For many Americans, the Patient Protection and Affordable Care Act will greatly improve access to cancer screening by eliminating coverage and financial barriers. However, although the bill will expand coverage, it does so gradually, and even by the end of this decade, universal coverage will not be achieved. Furthermore, because the law relies on states to establish health insurance exchanges and gives them considerably leeway in how exchanges are structured, favorable projections for reducing the number of uninsured individuals may be unrealized. Thus, safety net programs like the National Breast and Cervical Cancer Early Detection Program are still necessary to ensure those without insurance coverage can have access to screening.
Cross-section surveys indicate that a majority of US adults have undergone recent screening for breast, cervical, and CRC, although rates persistently are lower than optimal.92 Other data sources cited here and elsewhere paint a less optimistic picture with respect to both underscreening and overscreening in the population, including failure to maintain adherence with screening over successive intervals,97, 114 failure to adhere to standard protocols, and failure to implement either simple or complex systems to ensure patients are regularly and properly screened for cancer, and followed if screening tests are positive.

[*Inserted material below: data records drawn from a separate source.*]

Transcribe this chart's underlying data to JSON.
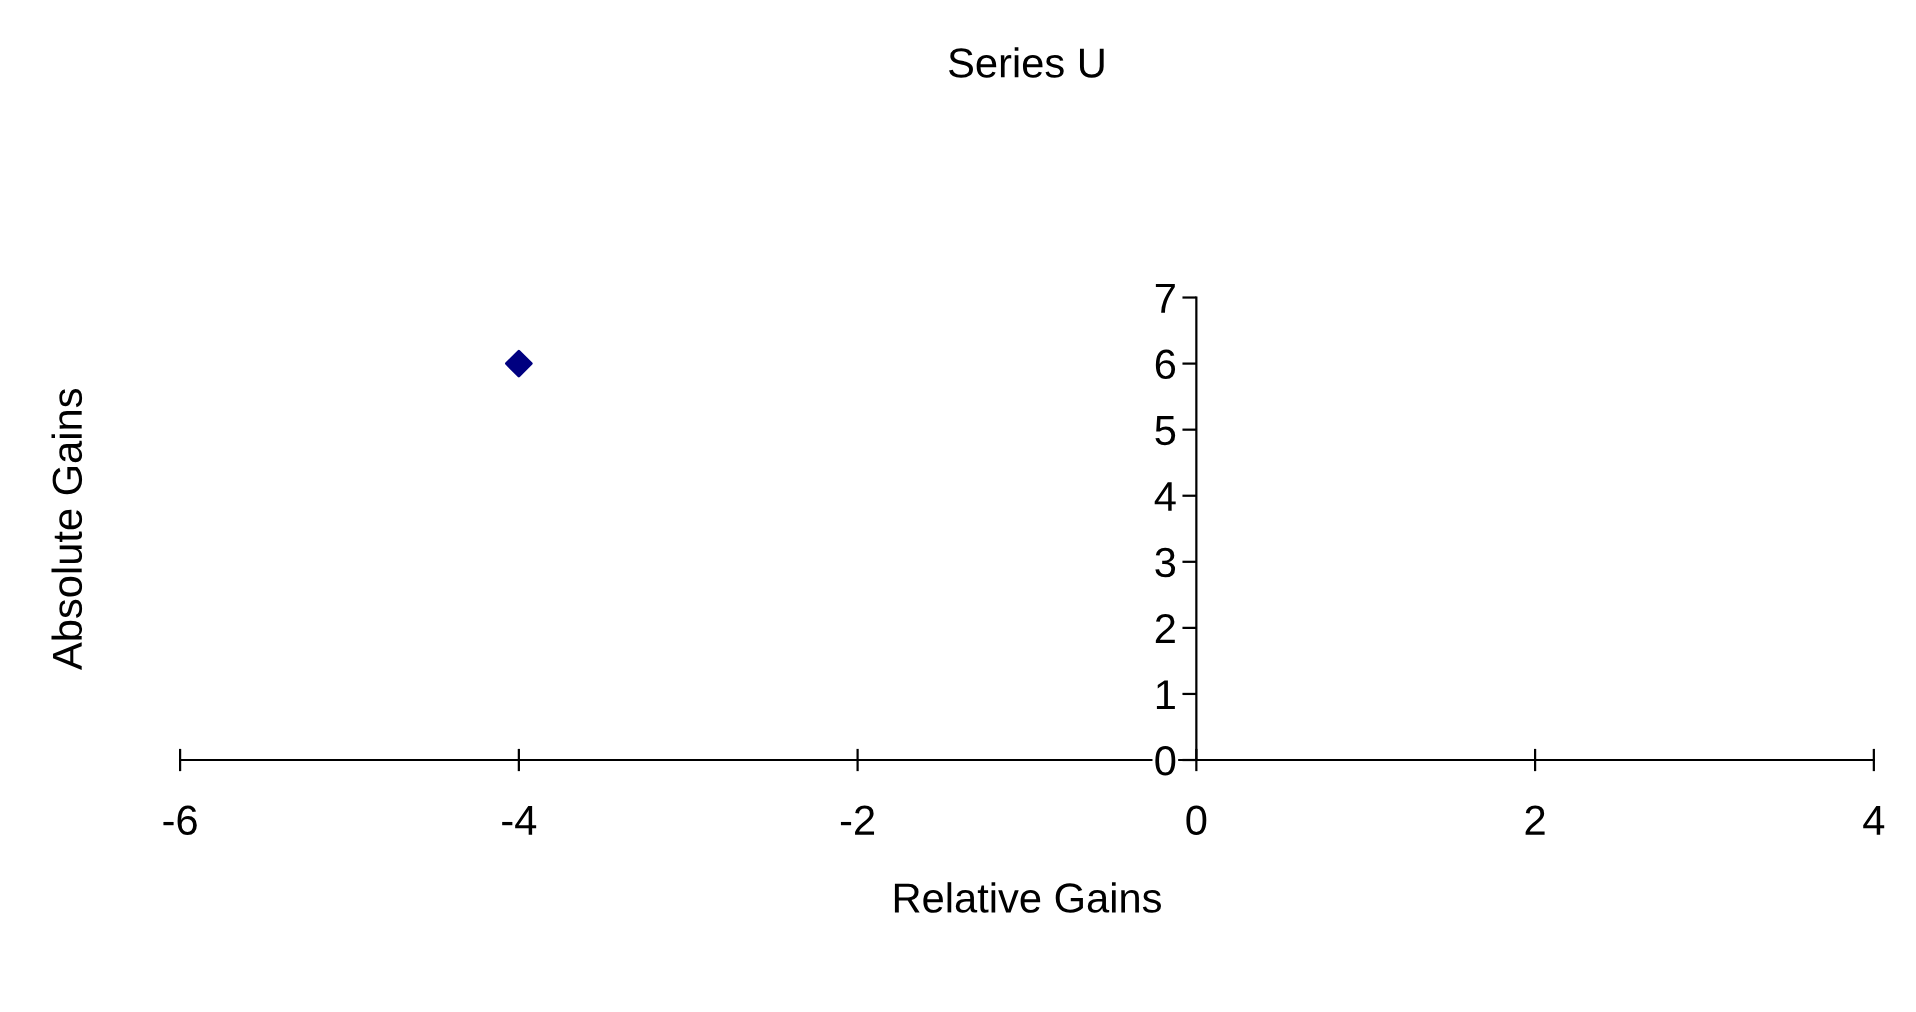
{
  "chart_data": {
    "type": "scatter",
    "title": "Series U",
    "xlabel": "Relative Gains",
    "ylabel": "Absolute Gains",
    "x": [
      -4
    ],
    "values": [
      6
    ],
    "color": "#000080",
    "marker": "diamond",
    "xlim": [
      -6,
      4
    ],
    "xticks": [
      -6,
      -4,
      -2,
      0,
      2,
      4
    ],
    "ylim": [
      0,
      7
    ],
    "yticks": [
      0,
      1,
      2,
      3,
      4,
      5,
      6,
      7
    ],
    "grid": false,
    "legend": false
  }
}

In previous annual updates, we have cited a range of factors associated with the current model of primary care that are clear disincentives to the delivery of preventive health, including lack of time, lack of reimbursement, lack of continuity of care, and lack of cost recovery for systems that have been shown to increase uptake of regular screening.

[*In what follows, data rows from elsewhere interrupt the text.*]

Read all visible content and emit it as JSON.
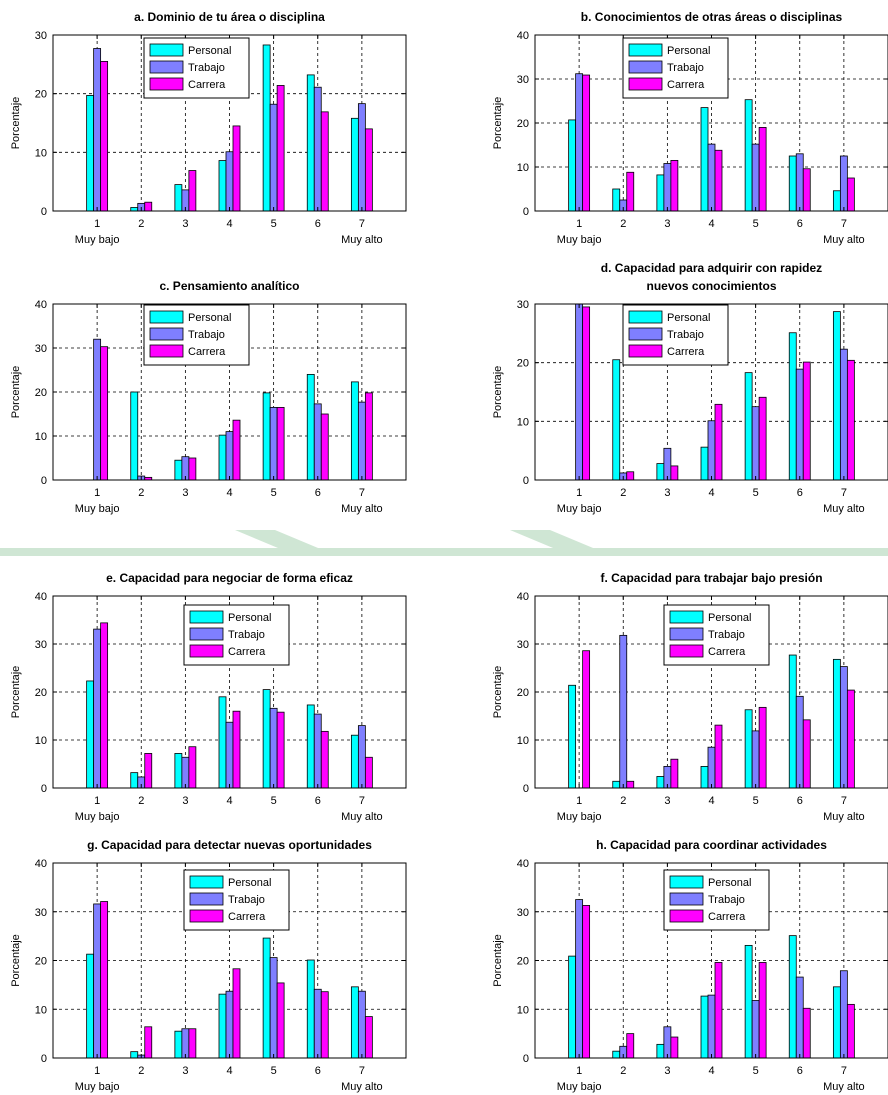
{
  "colors": {
    "personal": "#00ffff",
    "trabajo": "#7f7fff",
    "carrera": "#ff00ff",
    "watermark": "#cfe6d4"
  },
  "legend": [
    "Personal",
    "Trabajo",
    "Carrera"
  ],
  "chart_data": [
    {
      "type": "bar",
      "title": [
        "a. Dominio de tu área o disciplina"
      ],
      "ylabel": "Porcentaje",
      "ylim": [
        0,
        30
      ],
      "yticks": [
        0,
        10,
        20,
        30
      ],
      "categories": [
        "1",
        "2",
        "3",
        "4",
        "5",
        "6",
        "7"
      ],
      "xsub": [
        "Muy bajo",
        "Muy alto"
      ],
      "series": [
        {
          "name": "Personal",
          "values": [
            19.7,
            0.6,
            4.5,
            8.6,
            28.3,
            23.2,
            15.8
          ]
        },
        {
          "name": "Trabajo",
          "values": [
            27.7,
            1.3,
            3.6,
            10.1,
            18.2,
            21.1,
            18.3
          ]
        },
        {
          "name": "Carrera",
          "values": [
            25.5,
            1.5,
            6.9,
            14.5,
            21.4,
            16.9,
            14.0
          ]
        }
      ]
    },
    {
      "type": "bar",
      "title": [
        "b. Conocimientos de otras áreas o disciplinas"
      ],
      "ylabel": "Porcentaje",
      "ylim": [
        0,
        40
      ],
      "yticks": [
        0,
        10,
        20,
        30,
        40
      ],
      "categories": [
        "1",
        "2",
        "3",
        "4",
        "5",
        "6",
        "7"
      ],
      "xsub": [
        "Muy bajo",
        "Muy alto"
      ],
      "series": [
        {
          "name": "Personal",
          "values": [
            20.7,
            5.0,
            8.2,
            23.5,
            25.3,
            12.5,
            4.6
          ]
        },
        {
          "name": "Trabajo",
          "values": [
            31.2,
            2.5,
            10.8,
            15.2,
            15.2,
            13.0,
            12.5
          ]
        },
        {
          "name": "Carrera",
          "values": [
            30.9,
            8.8,
            11.5,
            13.8,
            19.0,
            9.6,
            7.5
          ]
        }
      ]
    },
    {
      "type": "bar",
      "title": [
        "c. Pensamiento analítico"
      ],
      "ylabel": "Porcentaje",
      "ylim": [
        0,
        40
      ],
      "yticks": [
        0,
        10,
        20,
        30,
        40
      ],
      "categories": [
        "1",
        "2",
        "3",
        "4",
        "5",
        "6",
        "7"
      ],
      "xsub": [
        "Muy bajo",
        "Muy alto"
      ],
      "series": [
        {
          "name": "Personal",
          "values": [
            0,
            20.0,
            4.5,
            10.2,
            19.8,
            24.0,
            22.3
          ]
        },
        {
          "name": "Trabajo",
          "values": [
            32.0,
            0.9,
            5.3,
            11.0,
            16.5,
            17.3,
            17.7
          ]
        },
        {
          "name": "Carrera",
          "values": [
            30.3,
            0.6,
            5.0,
            13.6,
            16.5,
            15.0,
            19.8
          ]
        }
      ]
    },
    {
      "type": "bar",
      "title": [
        "d. Capacidad para adquirir con rapidez",
        "nuevos conocimientos"
      ],
      "ylabel": "Porcentaje",
      "ylim": [
        0,
        30
      ],
      "yticks": [
        0,
        10,
        20,
        30
      ],
      "categories": [
        "1",
        "2",
        "3",
        "4",
        "5",
        "6",
        "7"
      ],
      "xsub": [
        "Muy bajo",
        "Muy alto"
      ],
      "series": [
        {
          "name": "Personal",
          "values": [
            0,
            20.5,
            2.8,
            5.6,
            18.3,
            25.1,
            28.7
          ]
        },
        {
          "name": "Trabajo",
          "values": [
            30.2,
            1.2,
            5.4,
            10.1,
            12.5,
            18.9,
            22.3
          ]
        },
        {
          "name": "Carrera",
          "values": [
            29.5,
            1.4,
            2.4,
            12.9,
            14.1,
            20.1,
            20.4
          ]
        }
      ]
    },
    {
      "type": "bar",
      "title": [
        "e. Capacidad para negociar de forma eficaz"
      ],
      "ylabel": "Porcentaje",
      "ylim": [
        0,
        40
      ],
      "yticks": [
        0,
        10,
        20,
        30,
        40
      ],
      "categories": [
        "1",
        "2",
        "3",
        "4",
        "5",
        "6",
        "7"
      ],
      "xsub": [
        "Muy bajo",
        "Muy alto"
      ],
      "series": [
        {
          "name": "Personal",
          "values": [
            22.3,
            3.2,
            7.2,
            19.0,
            20.5,
            17.3,
            11.0
          ]
        },
        {
          "name": "Trabajo",
          "values": [
            33.1,
            2.3,
            6.4,
            13.7,
            16.6,
            15.4,
            13.0
          ]
        },
        {
          "name": "Carrera",
          "values": [
            34.4,
            7.2,
            8.6,
            16.0,
            15.8,
            11.8,
            6.4
          ]
        }
      ]
    },
    {
      "type": "bar",
      "title": [
        "f. Capacidad para trabajar bajo presión"
      ],
      "ylabel": "Porcentaje",
      "ylim": [
        0,
        40
      ],
      "yticks": [
        0,
        10,
        20,
        30,
        40
      ],
      "categories": [
        "1",
        "2",
        "3",
        "4",
        "5",
        "6",
        "7"
      ],
      "xsub": [
        "Muy bajo",
        "Muy alto"
      ],
      "series": [
        {
          "name": "Personal",
          "values": [
            21.4,
            1.4,
            2.4,
            4.5,
            16.3,
            27.7,
            26.8
          ]
        },
        {
          "name": "Trabajo",
          "values": [
            0,
            31.8,
            4.5,
            8.5,
            11.9,
            19.1,
            25.3
          ]
        },
        {
          "name": "Carrera",
          "values": [
            28.6,
            1.4,
            6.0,
            13.1,
            16.8,
            14.2,
            20.4
          ]
        }
      ]
    },
    {
      "type": "bar",
      "title": [
        "g. Capacidad para detectar nuevas oportunidades"
      ],
      "ylabel": "Porcentaje",
      "ylim": [
        0,
        40
      ],
      "yticks": [
        0,
        10,
        20,
        30,
        40
      ],
      "categories": [
        "1",
        "2",
        "3",
        "4",
        "5",
        "6",
        "7"
      ],
      "xsub": [
        "Muy bajo",
        "Muy alto"
      ],
      "series": [
        {
          "name": "Personal",
          "values": [
            21.3,
            1.3,
            5.5,
            13.1,
            24.6,
            20.1,
            14.6
          ]
        },
        {
          "name": "Trabajo",
          "values": [
            31.6,
            0.6,
            6.0,
            13.7,
            20.6,
            14.1,
            13.7
          ]
        },
        {
          "name": "Carrera",
          "values": [
            32.1,
            6.4,
            6.0,
            18.3,
            15.4,
            13.6,
            8.5
          ]
        }
      ]
    },
    {
      "type": "bar",
      "title": [
        "h. Capacidad para coordinar actividades"
      ],
      "ylabel": "Porcentaje",
      "ylim": [
        0,
        40
      ],
      "yticks": [
        0,
        10,
        20,
        30,
        40
      ],
      "categories": [
        "1",
        "2",
        "3",
        "4",
        "5",
        "6",
        "7"
      ],
      "xsub": [
        "Muy bajo",
        "Muy alto"
      ],
      "series": [
        {
          "name": "Personal",
          "values": [
            20.9,
            1.4,
            2.8,
            12.7,
            23.1,
            25.1,
            14.6
          ]
        },
        {
          "name": "Trabajo",
          "values": [
            32.5,
            2.4,
            6.4,
            12.9,
            11.8,
            16.6,
            17.9
          ]
        },
        {
          "name": "Carrera",
          "values": [
            31.3,
            5.0,
            4.3,
            19.6,
            19.6,
            10.2,
            11.0
          ]
        }
      ]
    }
  ]
}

As noted by Wender and Altshuler,115 greater progress in reducing cancer morbidity and mortality will require 2 forms of health care reform: reform in health care coverage and health care delivery. These 2 reforms are underway today and hold the promise of improving rates of regular cancer screening. As described above, the Patient Protection and Affordable Care Act includes provisions that are expected to increase uptake of breast, cervical, and CRC screening in currently insured adults and previously uninsured adults. Second, there is recognition that the current “sick-care” model that dominates primary care is not conducive to delivering recommended preventive care measures, both in terms of available time and personnel, and other enabling factors and incentives.116, 117 In response to the clear need to do better at both chronic disease management and prevention, there is a rapidly growing movement to implement patient-centered medical homes,118 which emphasize having a personal physician, physician-directed teams, whole-person orientation, coordination of care, quality and safety, and enhanced access.119 At least in theory, the design of the medical home is specifically enhanced to ensure that patient care is comprehensive and includes both prevention and chronic disease management and the personnel and systems to support the model. As Ferrante et al have shown,119 and as was highlighted by Gierisch et al,97 attentiveness to personal barriers as well as systems are needed to ensure regular cancer screening.